Speed can play a part in this. If you move quickly, you force the enemy to also move rapidly in order to respond in time. A quick move one way can hence tell you whether the enemy is (a) alert, and (b) responding in the way you want them to.

More broadly, you can seek any form of surprise that puts the enemy off their guard and opens an avenue of attack for you.


This is the sixth stratagem of thirty-six.

Group name

Stratagems When Commanding Superiority

Alternative names

Feint to the East While Attacking the West

Make A Sound In The East, Then Strike In The West

Feign An Attack In The East And Attack In The West

Clamor in the East, Attack in the West

Or even:

Duck, Dodge and Weave

Create Diversions

Keep Them Off Balance


When besieging Yuan city, Zhu Jun attacked the western wall. Once he knew Yuans were all rushing to defend this point, he launched a successful attack from the northeast.

In an apocryphal Chinese tale, a person is told a shop will be robbed in broad daylight. They tarry and watch in fascinated anticipation. When they return to their lodgings, their room has been robbed.
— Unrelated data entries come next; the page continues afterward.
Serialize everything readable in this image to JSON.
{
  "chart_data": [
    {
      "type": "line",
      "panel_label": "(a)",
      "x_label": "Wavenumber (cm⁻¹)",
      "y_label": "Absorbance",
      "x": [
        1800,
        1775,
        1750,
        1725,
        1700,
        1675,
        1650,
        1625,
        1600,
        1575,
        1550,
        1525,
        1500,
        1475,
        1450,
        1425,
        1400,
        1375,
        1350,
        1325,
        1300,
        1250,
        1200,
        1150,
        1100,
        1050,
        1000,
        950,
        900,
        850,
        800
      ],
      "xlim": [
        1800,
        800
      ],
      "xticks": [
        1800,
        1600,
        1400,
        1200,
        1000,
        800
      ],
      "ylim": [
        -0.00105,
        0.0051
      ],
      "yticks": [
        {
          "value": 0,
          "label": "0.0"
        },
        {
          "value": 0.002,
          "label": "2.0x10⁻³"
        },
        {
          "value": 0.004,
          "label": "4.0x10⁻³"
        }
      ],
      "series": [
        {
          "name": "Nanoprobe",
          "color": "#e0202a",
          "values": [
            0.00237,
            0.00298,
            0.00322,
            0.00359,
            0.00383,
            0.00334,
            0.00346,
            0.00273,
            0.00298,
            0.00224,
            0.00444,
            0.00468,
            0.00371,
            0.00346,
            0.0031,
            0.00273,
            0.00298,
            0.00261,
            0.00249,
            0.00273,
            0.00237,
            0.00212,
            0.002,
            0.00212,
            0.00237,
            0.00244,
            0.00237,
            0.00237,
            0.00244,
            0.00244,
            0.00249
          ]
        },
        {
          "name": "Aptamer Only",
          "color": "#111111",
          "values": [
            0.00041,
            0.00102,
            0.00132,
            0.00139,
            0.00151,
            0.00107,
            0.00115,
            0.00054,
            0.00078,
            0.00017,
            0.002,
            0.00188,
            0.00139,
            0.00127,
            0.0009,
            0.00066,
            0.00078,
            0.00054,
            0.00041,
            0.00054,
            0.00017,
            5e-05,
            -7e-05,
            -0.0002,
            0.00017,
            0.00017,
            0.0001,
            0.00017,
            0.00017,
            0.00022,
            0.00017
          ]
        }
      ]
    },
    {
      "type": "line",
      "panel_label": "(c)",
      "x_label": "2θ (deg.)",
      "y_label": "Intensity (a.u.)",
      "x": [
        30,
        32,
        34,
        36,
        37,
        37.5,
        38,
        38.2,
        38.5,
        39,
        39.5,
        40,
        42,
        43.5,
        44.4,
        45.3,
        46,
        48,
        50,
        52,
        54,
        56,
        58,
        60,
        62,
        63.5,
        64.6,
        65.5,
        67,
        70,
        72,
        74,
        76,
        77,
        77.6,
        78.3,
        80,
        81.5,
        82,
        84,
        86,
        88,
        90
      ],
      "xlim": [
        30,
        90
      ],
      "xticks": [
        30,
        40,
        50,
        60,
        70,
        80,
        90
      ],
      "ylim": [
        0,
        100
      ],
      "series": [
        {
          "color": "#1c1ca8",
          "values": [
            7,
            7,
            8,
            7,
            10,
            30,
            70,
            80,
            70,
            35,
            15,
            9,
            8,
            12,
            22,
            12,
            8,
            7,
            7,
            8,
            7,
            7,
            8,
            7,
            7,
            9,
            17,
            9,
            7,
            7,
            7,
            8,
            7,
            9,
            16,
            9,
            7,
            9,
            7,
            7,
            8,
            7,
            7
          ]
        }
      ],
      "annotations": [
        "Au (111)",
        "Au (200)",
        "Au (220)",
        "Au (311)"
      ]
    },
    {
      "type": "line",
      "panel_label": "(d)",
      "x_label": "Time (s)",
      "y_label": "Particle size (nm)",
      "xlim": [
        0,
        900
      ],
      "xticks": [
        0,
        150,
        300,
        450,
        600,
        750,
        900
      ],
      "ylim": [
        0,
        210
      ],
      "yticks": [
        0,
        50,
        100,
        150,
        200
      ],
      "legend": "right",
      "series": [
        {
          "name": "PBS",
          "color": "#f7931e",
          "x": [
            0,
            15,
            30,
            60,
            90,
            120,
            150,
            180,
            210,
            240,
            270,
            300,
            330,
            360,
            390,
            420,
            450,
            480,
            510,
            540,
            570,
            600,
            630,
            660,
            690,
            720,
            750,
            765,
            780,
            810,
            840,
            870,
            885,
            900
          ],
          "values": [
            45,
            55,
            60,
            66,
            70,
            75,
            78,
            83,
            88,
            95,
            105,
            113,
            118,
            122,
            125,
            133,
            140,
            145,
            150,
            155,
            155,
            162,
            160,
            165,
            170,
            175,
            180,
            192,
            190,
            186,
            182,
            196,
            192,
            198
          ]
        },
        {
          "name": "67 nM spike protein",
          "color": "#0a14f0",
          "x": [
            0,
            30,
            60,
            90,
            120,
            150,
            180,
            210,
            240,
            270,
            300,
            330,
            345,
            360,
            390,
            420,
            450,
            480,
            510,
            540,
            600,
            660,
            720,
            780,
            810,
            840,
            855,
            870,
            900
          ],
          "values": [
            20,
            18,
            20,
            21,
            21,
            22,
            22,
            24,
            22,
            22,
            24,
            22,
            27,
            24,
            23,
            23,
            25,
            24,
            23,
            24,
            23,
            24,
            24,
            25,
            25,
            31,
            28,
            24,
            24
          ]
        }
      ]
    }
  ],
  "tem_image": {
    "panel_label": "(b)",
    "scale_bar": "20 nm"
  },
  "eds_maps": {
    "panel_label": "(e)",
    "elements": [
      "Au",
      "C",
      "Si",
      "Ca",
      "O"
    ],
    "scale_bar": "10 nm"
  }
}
In 1798, Napoleon gave an order to attack Ireland and let the British learn this. The British responded by blocking the Gibraltar Straits, thus giving Napoleon a clear route through to Egypt, which was his real target.

In hand-to-hand fighting, feints are often used to distract and open up a target area. Two quick one-two strikes have a similar effect as the first forces the other person to defend and the second does the most damage.

One tactic in martial arts is to stamp or slap to make a noise that acts as a distraction.

Latterly, this strategy is used by companies that offer early benefits to woo in customers and then later make them pay dearly (credit cards, for example).


If the enemy knows where you are going, then they can prepare ambushes or otherwise use this knowledge. It is hence common in warfare to try both to conceal one's directional intent while making the enemy think you are going where you are not.

Diversionary tactics that are too obvious can backfire as the enemy realizes the move and uses it to advantage. The Stratagem is so well known that most commanders will be immediately suspicious of unusual moves by their enemies.